In un’alternanza di racconti, piano solista e piano suonato sullo sfondo di basi pre-registrate, che fa partire dal suo apple posizionato sul nero piano a coda, Francesco Taskayali si esibisce all’Auditorium Parco della Musica di Roma lo scorso 7 dicembre, come da cartellone di Biennale MArteLive 2017 – la settimana bianca della cultura.

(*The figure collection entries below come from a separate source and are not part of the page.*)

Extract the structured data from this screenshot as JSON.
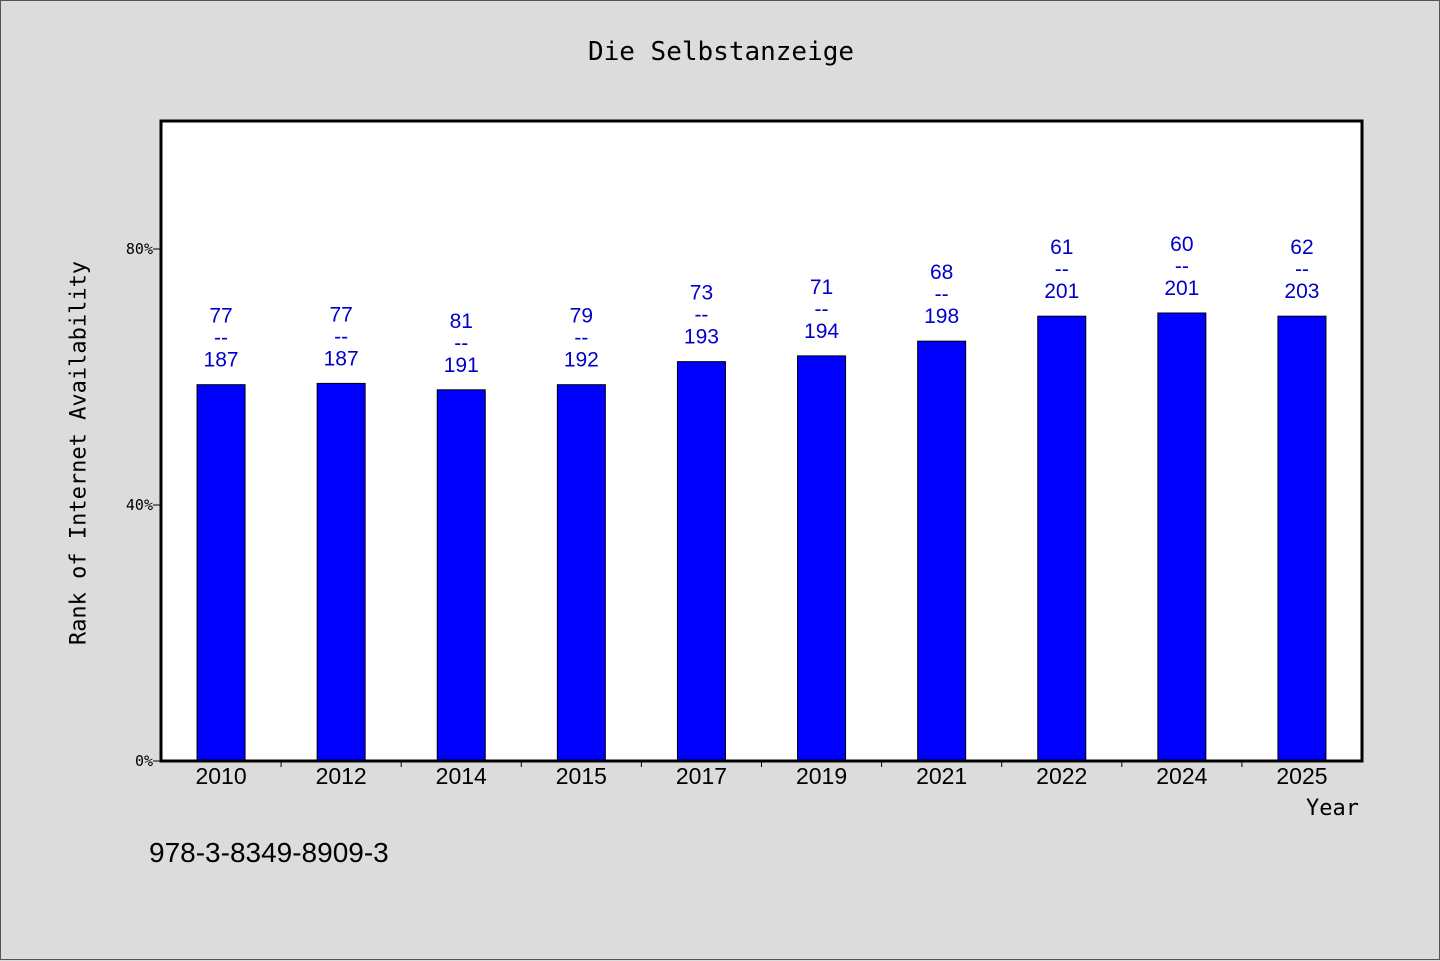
{
  "colors": {
    "background": "#dcdcdc",
    "plot": "#ffffff",
    "bar": "#0000ff",
    "label": "#0000cc"
  },
  "footer": "978-3-8349-8909-3",
  "chart_data": {
    "type": "bar",
    "title": "Die Selbstanzeige",
    "xlabel": "Year",
    "ylabel": "Rank of Internet Availability",
    "ylim": [
      0,
      100
    ],
    "yticks": [
      0,
      40,
      80
    ],
    "ytick_labels": [
      "0%",
      "40%",
      "80%"
    ],
    "grid": false,
    "categories": [
      "2010",
      "2012",
      "2014",
      "2015",
      "2017",
      "2019",
      "2021",
      "2022",
      "2024",
      "2025"
    ],
    "values": [
      58.8,
      59.0,
      58.0,
      58.8,
      62.4,
      63.3,
      65.6,
      69.5,
      70.0,
      69.5
    ],
    "data_labels": [
      [
        "77",
        "--",
        "187"
      ],
      [
        "77",
        "--",
        "187"
      ],
      [
        "81",
        "--",
        "191"
      ],
      [
        "79",
        "--",
        "192"
      ],
      [
        "73",
        "--",
        "193"
      ],
      [
        "71",
        "--",
        "194"
      ],
      [
        "68",
        "--",
        "198"
      ],
      [
        "61",
        "--",
        "201"
      ],
      [
        "60",
        "--",
        "201"
      ],
      [
        "62",
        "--",
        "203"
      ]
    ]
  }
}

Nato a Roma da madre italiana e padre turco, fa apparire la Turchia già al primo brano, con una composizione che nella sua linea melodica, con grande evidenza, richiama il folk di certi luoghi d’Europa e di fatto porta il titolo Black Sea, una melodia del mar nero, che gli arriva direttamente dal padre.

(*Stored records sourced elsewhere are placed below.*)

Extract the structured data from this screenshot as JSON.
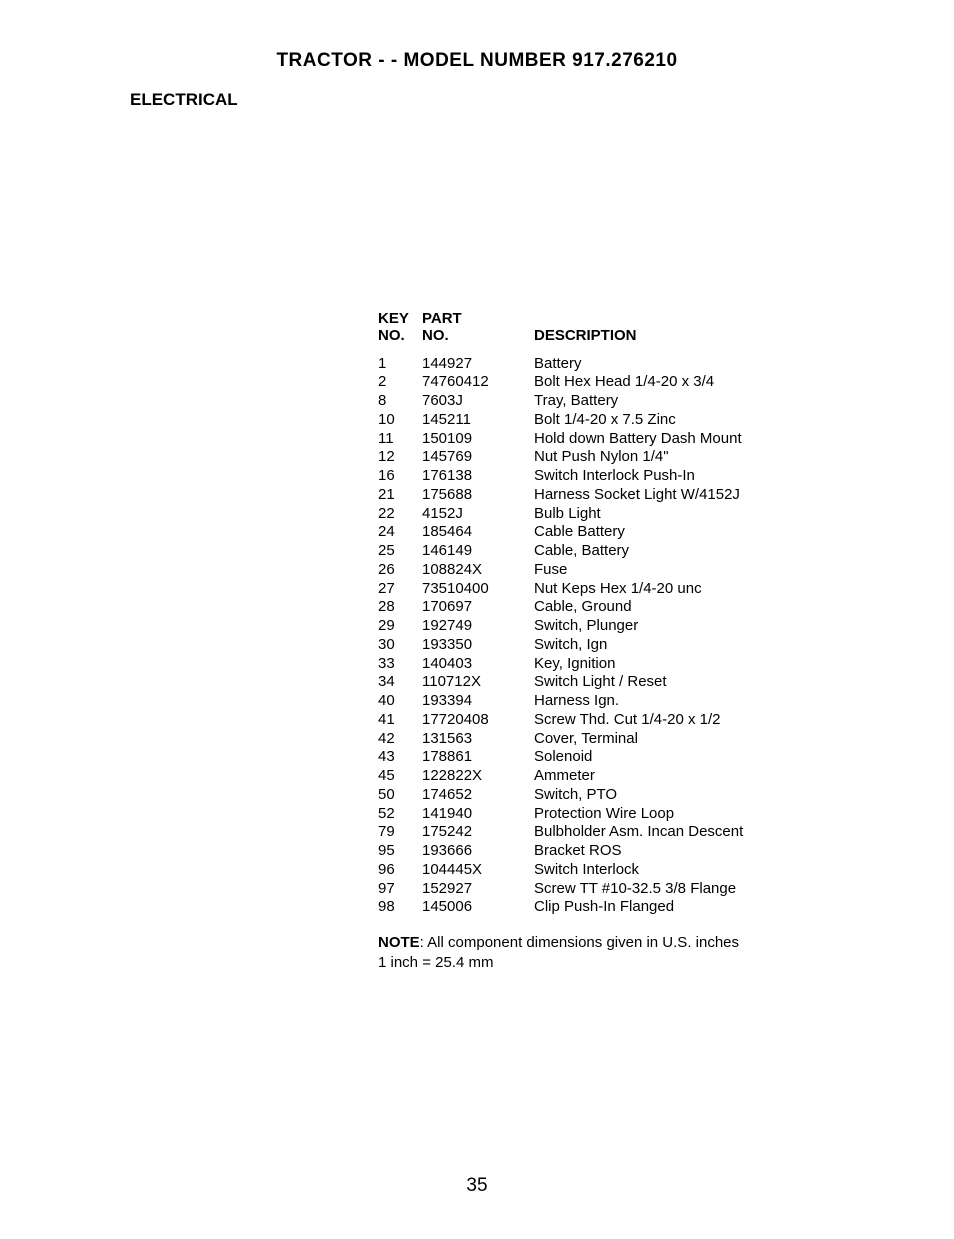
{
  "title": "TRACTOR - - MODEL NUMBER 917.276210",
  "section": "ELECTRICAL",
  "headers": {
    "key1": "KEY",
    "key2": "NO.",
    "part1": "PART",
    "part2": "NO.",
    "desc": "DESCRIPTION"
  },
  "rows": [
    {
      "key": "1",
      "part": "144927",
      "desc": "Battery"
    },
    {
      "key": "2",
      "part": "74760412",
      "desc": "Bolt Hex Head 1/4-20 x 3/4"
    },
    {
      "key": "8",
      "part": "7603J",
      "desc": "Tray, Battery"
    },
    {
      "key": "10",
      "part": "145211",
      "desc": "Bolt 1/4-20 x 7.5 Zinc"
    },
    {
      "key": "11",
      "part": "150109",
      "desc": "Hold down Battery Dash Mount"
    },
    {
      "key": "12",
      "part": "145769",
      "desc": "Nut Push Nylon 1/4\""
    },
    {
      "key": "16",
      "part": "176138",
      "desc": "Switch Interlock Push-In"
    },
    {
      "key": "21",
      "part": "175688",
      "desc": "Harness Socket Light W/4152J"
    },
    {
      "key": "22",
      "part": "4152J",
      "desc": "Bulb Light"
    },
    {
      "key": "24",
      "part": "185464",
      "desc": "Cable Battery"
    },
    {
      "key": "25",
      "part": "146149",
      "desc": "Cable, Battery"
    },
    {
      "key": "26",
      "part": "108824X",
      "desc": "Fuse"
    },
    {
      "key": "27",
      "part": "73510400",
      "desc": "Nut Keps Hex 1/4-20 unc"
    },
    {
      "key": "28",
      "part": "170697",
      "desc": "Cable, Ground"
    },
    {
      "key": "29",
      "part": "192749",
      "desc": "Switch, Plunger"
    },
    {
      "key": "30",
      "part": "193350",
      "desc": "Switch, Ign"
    },
    {
      "key": "33",
      "part": "140403",
      "desc": "Key, Ignition"
    },
    {
      "key": "34",
      "part": "110712X",
      "desc": "Switch Light / Reset"
    },
    {
      "key": "40",
      "part": "193394",
      "desc": "Harness Ign."
    },
    {
      "key": "41",
      "part": "17720408",
      "desc": "Screw Thd. Cut 1/4-20 x 1/2"
    },
    {
      "key": "42",
      "part": "131563",
      "desc": "Cover, Terminal"
    },
    {
      "key": "43",
      "part": "178861",
      "desc": "Solenoid"
    },
    {
      "key": "45",
      "part": "122822X",
      "desc": "Ammeter"
    },
    {
      "key": "50",
      "part": "174652",
      "desc": "Switch, PTO"
    },
    {
      "key": "52",
      "part": "141940",
      "desc": "Protection Wire Loop"
    },
    {
      "key": "79",
      "part": "175242",
      "desc": "Bulbholder Asm. Incan Descent"
    },
    {
      "key": "95",
      "part": "193666",
      "desc": "Bracket ROS"
    },
    {
      "key": "96",
      "part": "104445X",
      "desc": "Switch Interlock"
    },
    {
      "key": "97",
      "part": "152927",
      "desc": "Screw TT #10-32.5 3/8 Flange"
    },
    {
      "key": "98",
      "part": "145006",
      "desc": "Clip Push-In Flanged"
    }
  ],
  "note_label": "NOTE",
  "note_text": ":  All component dimensions given in U.S. inches",
  "note_line2": "1 inch = 25.4 mm",
  "page_number": "35"
}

Taskayali trascorre la sua infanzia e parte dell’adolescenza a Istanbul nel quartiere Cihangir, che racconta essere il quartiere degli artisti e dal quale si lascia ispirare nella scrittura di uno dei suoi brani.

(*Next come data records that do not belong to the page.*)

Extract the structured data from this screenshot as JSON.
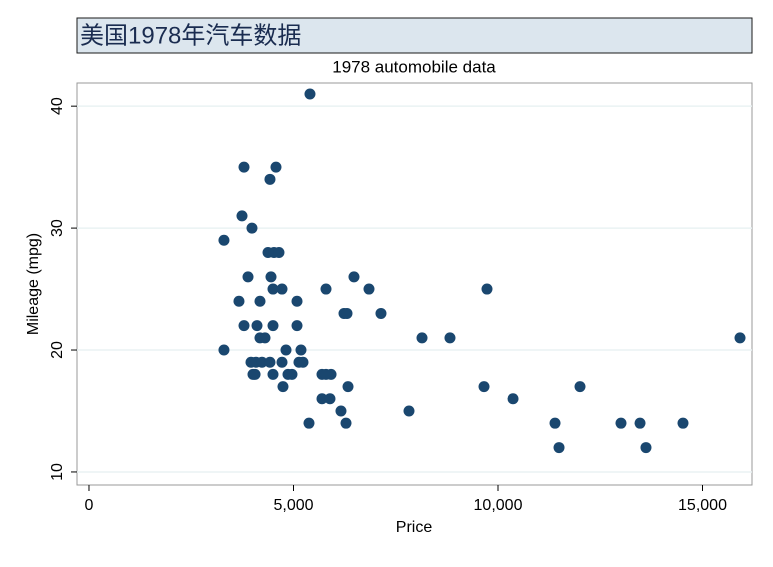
{
  "header": {
    "title": "美国1978年汽车数据"
  },
  "chart_data": {
    "type": "scatter",
    "title": "1978 automobile data",
    "x_label": "Price",
    "y_label": "Mileage (mpg)",
    "color": "#1a476f",
    "grid": true,
    "xlim": [
      -293,
      16210
    ],
    "ylim": [
      8.93,
      41.9
    ],
    "xticks": [
      0,
      {
        "value": 5000,
        "label": "5,000"
      },
      {
        "value": 10000,
        "label": "10,000"
      },
      {
        "value": 15000,
        "label": "15,000"
      }
    ],
    "yticks": [
      10,
      20,
      30,
      40
    ],
    "x": [
      5403,
      3790,
      4572,
      4425,
      3741,
      3300,
      3985,
      4377,
      4523,
      4645,
      3888,
      4450,
      6479,
      4499,
      4719,
      5795,
      6846,
      9731,
      3667,
      4181,
      5086,
      6235,
      6308,
      7139,
      3790,
      4108,
      4499,
      5086,
      4181,
      4303,
      8142,
      8826,
      15917,
      3300,
      4817,
      5183,
      3961,
      4083,
      4230,
      4425,
      4719,
      5134,
      5232,
      4010,
      4060,
      4499,
      4866,
      4963,
      5697,
      5795,
      5918,
      4743,
      6333,
      9658,
      12005,
      5697,
      5892,
      10367,
      6161,
      7824,
      5379,
      6284,
      11394,
      13007,
      13472,
      14523,
      11492,
      13618
    ],
    "values": [
      41,
      35,
      35,
      34,
      31,
      29,
      30,
      28,
      28,
      28,
      26,
      26,
      26,
      25,
      25,
      25,
      25,
      25,
      24,
      24,
      24,
      23,
      23,
      23,
      22,
      22,
      22,
      22,
      21,
      21,
      21,
      21,
      21,
      20,
      20,
      20,
      19,
      19,
      19,
      19,
      19,
      19,
      19,
      18,
      18,
      18,
      18,
      18,
      18,
      18,
      18,
      17,
      17,
      17,
      17,
      16,
      16,
      16,
      15,
      15,
      14,
      14,
      14,
      14,
      14,
      14,
      12,
      12
    ]
  }
}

Comincia a comporre musica nel 2004 all’età di 13 anni e ripropone diversi brani della sua infanzia in questa sua esibizione live.
Riceve molteplici riconoscimenti internazionali, gira il mondo e prova a metterlo nella sua musica, attraverso figure ispiratrici e luoghi della memoria.
E racconta del pianista turco Fazil Say con cui si sente molto in simbiosi, delle sue posizioni democratiche per le quali è anche stato condannato e pur continua a vivere a Istanbul, senza andar via. Francesco ci racconta anche di come suo padre non lo abbia mai riconosciuto come figlio in Turchia, per non fargli avere la cittadinanza turca che lo avrebbe obbligato ad arruolarsi. Fazil Say, invece, è riuscito a fare il militare solo per alcuni mesi pagando molti soldi e ha visto un ragazzo che si è preso una pallottola in testa in trincea… “Sono ragazzi come noi”, dice, “e ritengo che sia assurda una fine del genere”. Raccontata questa storia, proprio a Fazil Say dedica un brano.
Taskayali esegue brani degli album Emre, Levent Flying e Wayfaring. Le dita si destreggiano con grande padronanza della tecnica, le composizioni accennano a un postmoderno che certamente ha ancora tanto spazio di crescita davanti a sè.